Hamiltonian equations of motion of quadratic gravity

TL;DR

This work provides the missing explicit Hamiltonian equations of motion for quadratic gravity, i.e., the most general theory with terms quadratic in the curvature, derived in the ADM framework using the Buchbinder–Lyahovich/Ostrogradsky approach and verified with Cadabra. It establishes the full constraint algebra, showing all constraints are first-class and that the Hamiltonian is a sum of these constraints, while also presenting both nonperturbative and linearized evolution equations for the canonical variables.

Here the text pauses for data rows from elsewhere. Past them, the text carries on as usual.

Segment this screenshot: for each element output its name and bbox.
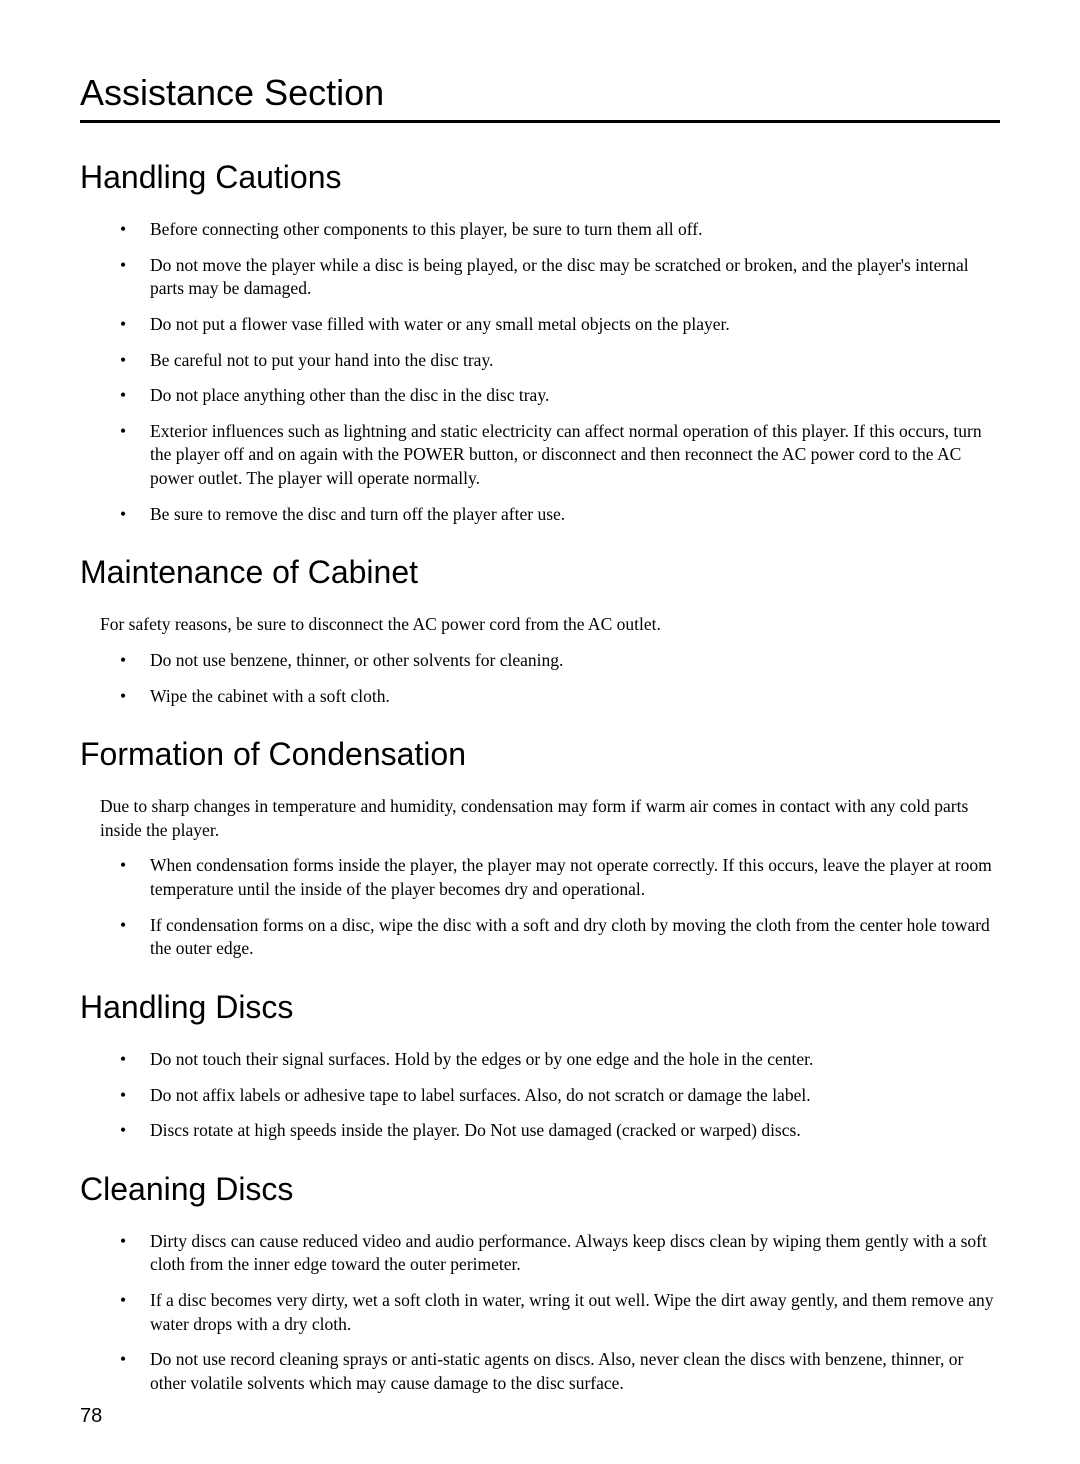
list-item: Do not affix labels or adhesive tape to …: [120, 1084, 1000, 1108]
section-handling-cautions: Handling Cautions Before connecting othe…: [80, 159, 1000, 526]
list-item: Do not place anything other than the dis…: [120, 384, 1000, 408]
list-item: When condensation forms inside the playe…: [120, 854, 1000, 901]
list-item: If a disc becomes very dirty, wet a soft…: [120, 1289, 1000, 1336]
list-item: Before connecting other components to th…: [120, 218, 1000, 242]
section-condensation: Formation of Condensation Due to sharp c…: [80, 736, 1000, 961]
section-maintenance-cabinet: Maintenance of Cabinet For safety reason…: [80, 554, 1000, 708]
document-page: Assistance Section Handling Cautions Bef…: [0, 0, 1080, 1464]
intro-paragraph: For safety reasons, be sure to disconnec…: [100, 613, 1000, 637]
list-item: Do not touch their signal surfaces. Hold…: [120, 1048, 1000, 1072]
intro-paragraph: Due to sharp changes in temperature and …: [100, 795, 1000, 842]
subheading: Formation of Condensation: [80, 736, 1000, 773]
list-item: Discs rotate at high speeds inside the p…: [120, 1119, 1000, 1143]
list-item: Do not put a flower vase filled with wat…: [120, 313, 1000, 337]
list-item: Be careful not to put your hand into the…: [120, 349, 1000, 373]
bullet-list: When condensation forms inside the playe…: [120, 854, 1000, 961]
list-item: Be sure to remove the disc and turn off …: [120, 503, 1000, 527]
section-cleaning-discs: Cleaning Discs Dirty discs can cause red…: [80, 1171, 1000, 1396]
list-item: If condensation forms on a disc, wipe th…: [120, 914, 1000, 961]
list-item: Exterior influences such as lightning an…: [120, 420, 1000, 491]
subheading: Handling Cautions: [80, 159, 1000, 196]
bullet-list: Dirty discs can cause reduced video and …: [120, 1230, 1000, 1396]
bullet-list: Before connecting other components to th…: [120, 218, 1000, 526]
list-item: Do not move the player while a disc is b…: [120, 254, 1000, 301]
list-item: Do not use benzene, thinner, or other so…: [120, 649, 1000, 673]
subheading: Maintenance of Cabinet: [80, 554, 1000, 591]
list-item: Dirty discs can cause reduced video and …: [120, 1230, 1000, 1277]
section-handling-discs: Handling Discs Do not touch their signal…: [80, 989, 1000, 1143]
subheading: Handling Discs: [80, 989, 1000, 1026]
bullet-list: Do not touch their signal surfaces. Hold…: [120, 1048, 1000, 1143]
list-item: Wipe the cabinet with a soft cloth.: [120, 685, 1000, 709]
list-item: Do not use record cleaning sprays or ant…: [120, 1348, 1000, 1395]
bullet-list: Do not use benzene, thinner, or other so…: [120, 649, 1000, 708]
section-title: Assistance Section: [80, 72, 1000, 123]
subheading: Cleaning Discs: [80, 1171, 1000, 1208]
page-number: 78: [80, 1405, 102, 1428]
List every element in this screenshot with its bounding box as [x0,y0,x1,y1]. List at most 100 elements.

A key result is that, when general-relativity terms are present (i.e., $\kappa^{-2}\neq 0$), the linearized Hamiltonian dynamics are equivalent to covariant field equations only if the perturbative spatial metric is traceless, i.e., $h^L = - h^T$; in the special case $\kappa^{-2}=0$, equivalence holds without fixing arbitrary functions. The paper also demonstrates concrete homogeneous and isotropic solutions, clarifying the physical content (eight degrees of freedom) and highlighting the nontrivial parameter constraints required for stability and consistency, thereby providing a practical canonical-toolset for quadratic gravity analyses.

Abstract

We compute explicitly the equations of motion of the Hamiltonian formulation of quadratic gravity. This is the theory with the most general Lagrangian with terms of quadratic order in the curvature tensor. We employ the symbolic computational tool Cadabra. We present the linearized version of the equations of motion, performing the longitudinal-transverse decomposition. We compare the linear equations with the covariant field equations, finding that, if general-relativity terms are active, the linear Hamiltonian formulation is valid only if the perturbative spatial metric is traceless, a condition that can be freely imposed by recurring to an arbitrary function. We apply the equations of motion on homogeneous and isotropic configurations, finding explicit solutions.